Tidak ada kicauan burung atau suara bising dari para pejalan kaki yang biasanya
terdengar di siang hari. Suara sesekali terdengar dari pejalan kaki yang mabuk dan
mengobrol sambil berjalan, lalu suara tawa yang keras dari bar di kejauhan. Bahkan
suara-suara itu akan memudar seiring berjalannya waktu.
Saat aku
menggantungkan lentera dan memulai jam operasional di malam hari, aku merasa
Café ini seperti tempat persembunyian yang terpencil. Terkadang mereka yang mampir
ke sini memiliki kepribadian yang unik atau masalah di dalam hati mereka. Nenek
Bonnie melabeli mereka sebagai “tidak senonoh”, dan aku merasakan persahabatan
dengan mereka.
Aku bisa mendengar
suara gemerisik kertas, suara aku memasukkan barang-barang ke dalam kabinet,
dan bunyi lonceng dari pintu.
Ada seorang
pelanggan. Aku berbalik untuk melihat dan sesosok dengan tubuh kecil mulai memasuki
toko.
“Oh, ternyata Tize.
Selamat datang.”
“......Selamat
malam.”
Itu adalah gadis yang
aku temui di tengah hujan beberapa hari yang lalu. Dia memiliki rambut putih
bersih dan tidak berwarna, serta sayap kecil di punggungnya. Jika dilihat dari
penampilannya, dia berusia sekitar 13 tahun, maka dia adalah pelanggan termuda
yang datang berkunjung pada jam ini.
Tize dengan
takut-takut mendekati konter, kemudian dia duduk dua kursi dari Celine-san.
“Apakah Kamu terkena
flu akibat hujan kemarin?”
“Tidak, aku baik-baik
saja.”
“Itu bagus, apa yang
ingin kamu pesan?”
Sebelum Tize
menjawabnya, sebuah suara terdengar dari samping.
“Erm, jadi kamu
Tize?”
Aku terkejut, tetapi
Tize lebih terkejut dari diriku.
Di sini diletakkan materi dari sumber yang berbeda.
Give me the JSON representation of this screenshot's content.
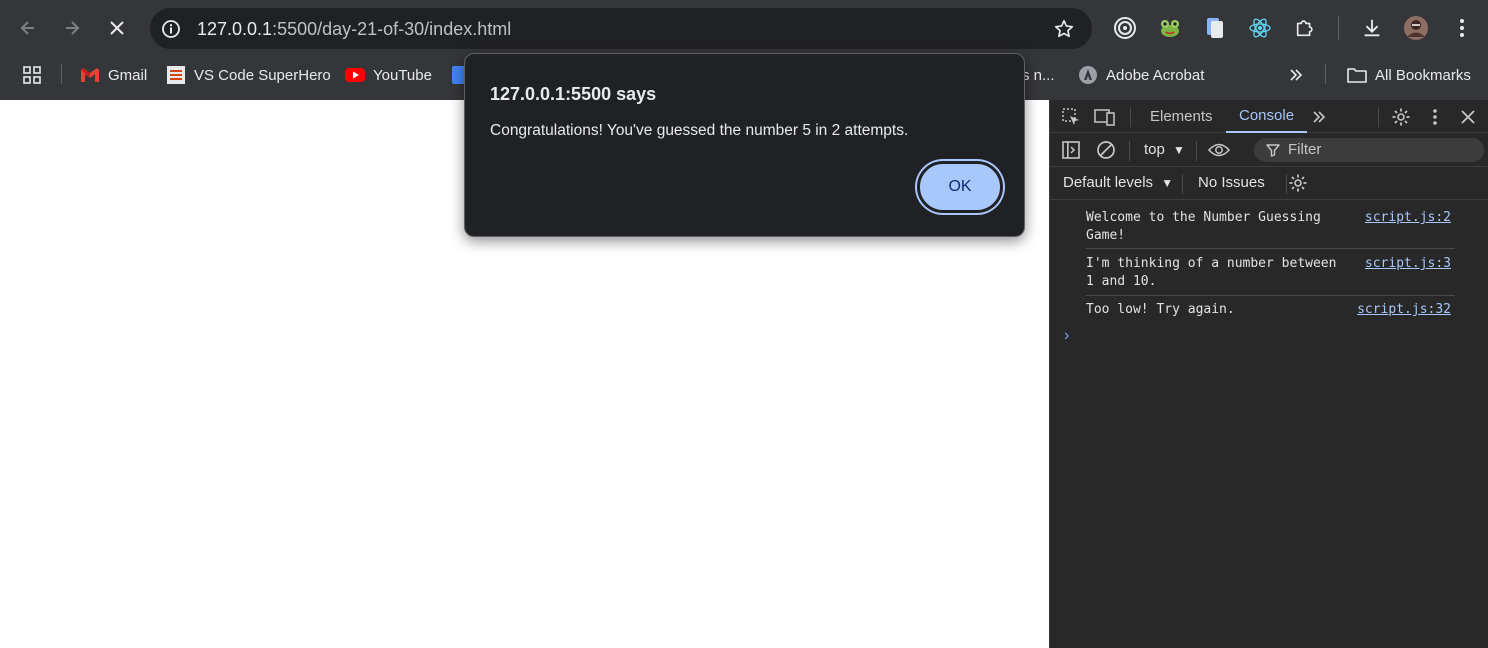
{
  "browser": {
    "url_host": "127.0.0.1",
    "url_rest": ":5500/day-21-of-30/index.html",
    "bookmarks": [
      {
        "label": "Gmail",
        "icon": "gmail-icon"
      },
      {
        "label": "VS Code SuperHero",
        "icon": "vscode-superhero-icon"
      },
      {
        "label": "YouTube",
        "icon": "youtube-icon"
      },
      {
        "label": "s n...",
        "icon": ""
      },
      {
        "label": "Adobe Acrobat",
        "icon": "adobe-acrobat-icon"
      }
    ],
    "all_bookmarks_label": "All Bookmarks"
  },
  "dialog": {
    "title": "127.0.0.1:5500 says",
    "message": "Congratulations! You've guessed the number 5 in 2 attempts.",
    "ok_label": "OK"
  },
  "devtools": {
    "tabs": [
      "Elements",
      "Console"
    ],
    "active_tab": "Console",
    "context": "top",
    "filter_placeholder": "Filter",
    "levels_label": "Default levels",
    "issues_label": "No Issues",
    "logs": [
      {
        "message": "Welcome to the Number Guessing Game!",
        "source": "script.js:2"
      },
      {
        "message": "I'm thinking of a number between 1 and 10.",
        "source": "script.js:3"
      },
      {
        "message": "Too low! Try again.",
        "source": "script.js:32"
      }
    ],
    "prompt_symbol": "›"
  },
  "colors": {
    "chrome_bg": "#35363a",
    "omnibox_bg": "#202124",
    "dialog_bg": "#202124",
    "accent": "#a8c7fa",
    "devtools_bg": "#282828"
  }
}
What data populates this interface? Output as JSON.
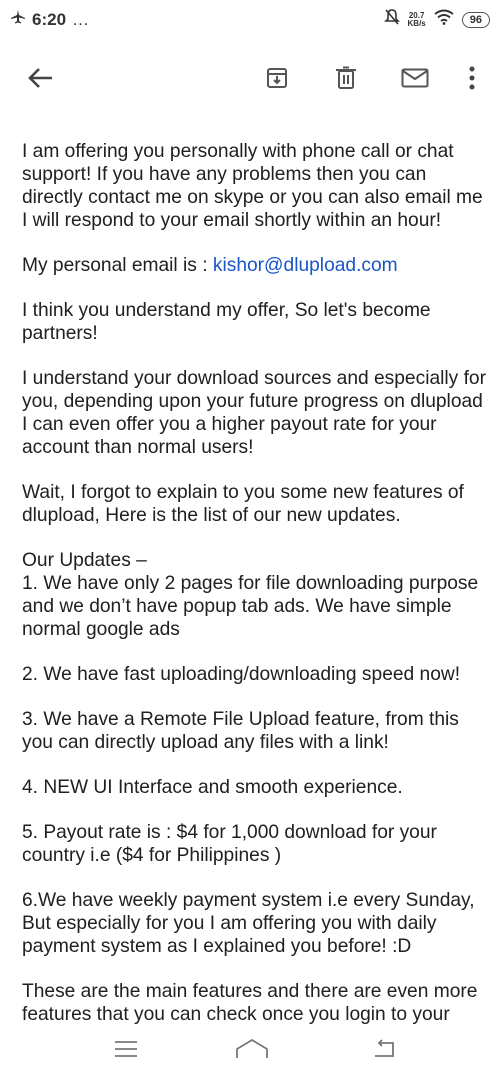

Dia berkedip pada Celine-san.
“Y-Ya......”
Celine-san tersenyum
malu, lalu melambaikan tangannya.
“Maaf telah membuatmu
takut. Aku bukan orang jahat, Nenek Bonnie sudah bercerita banyak tentangmu.”
“Nenek Bonnie?”
Aku mencari-cari
ingatanku, dan aku ingat sebelumnya Nenek Bonnie pernah berbicara dengan
Celine-san.
“Dia bilang dia akan
kembali pada hari ini, dan jika seorang anak bernama Tize datang, dia memintaku
untuk mentraktir gadis itu secangkir Kopi, dan bahkan dia memberiku uang untuk
itu.”
Dia bertingkah
seperti nenek yang baik lagi, tapi itu juga salah satu gaya dari Nenek Bonnie.
Tize memandang kami
dengan linglung, tidak dapat mengikuti apa yang kami katakan. Dia akhirnya
tersadar, dan menggelengkan kepalanya:
“Aku tidak mau
menerimanya, aku tidak akan mau memakai uang itu. Aku baik-baik saja.”
“Tapi Nenek Bonnie
telah memberiku uang ini, jadi demi Onee-san ini, bisakah kamu menerimanya? Kalau
tidak, Nenek Bonnie akan menyalahkanku.”
Celine-san berkata
dengan wajah yang gelisah. Tidak banyak orang yang bisa menolak rayuannya.
Tize menatapku dengan
mata memohon.
“Erm, Nii-san, apa
yang harus aku lakukan......”
Melihat dia
mengerutkan alisnya, aku tidak bisa menahan senyumku.
“Kalau begitu,
lakukan saja seperti yang diminta Nenek Bonnie. Dan berterima kasihlah
kepadanya jika Kamu bertemu dengannya.”
Tize menundukkan
kepalanya dan ragu-ragu untuk beberapa saat sebelum akhirnya mengangguk.
“Nee-san, erm, terima
kasih.”
Dia kemudian
membungkuk sopan pada Celine-san.
“Oh, tidak apa-apa,
jangan pedulikan itu. Aku hanya menghabiskan uang atas nama Nenek Bonnie.”
Celine-san
melambaikan tangannya dengan panik.
Sungguh pemandangan
yang harmonis. Nenek Bonnie mengambil dompetku lagi hari ini, dan kemudian dia
pergi setelah meminum Kopi gratisnya, tetapi dia meninggalkan uang untuk
mentraktir Tize minum. Dia benar-benar peduli pada Tize, tapi aku berharap dia
akan meninggalkan kebaikan untukku juga.
Aku menyiapkan Coffee
Maker dan mulai menyeduh kopi,
“Aku Celine, senang
bertemu denganmu.”
“Aku, Tize. Senang
berkenalan denganmu.”
“Berapa umurmu,
Tize?”
“Erm, aku 13 tahun.”
“Mudanya...”
Aku mendengar
Celine-san berkata dengan suara gemetar.
“Bagaimana denganmu,
Celine-san? Usiamu dua kali lipat dari Tize, kan?”
“Tidak bisakah kamu
tidak berbicara seperti itu, pemilik toko? Kata-katamu itu menyakiti hatiku...”
Dengan itu,
Celine-san memegang pelipisnya.
Tize menatapnya
dengan khawatir.
“......Apakah kamu
merasa tidak sehat?”
“Tidak apa-apa, Tize.
Terkadang, orang dewasa terkejut bukan kepalang oleh usia mereka sendiri.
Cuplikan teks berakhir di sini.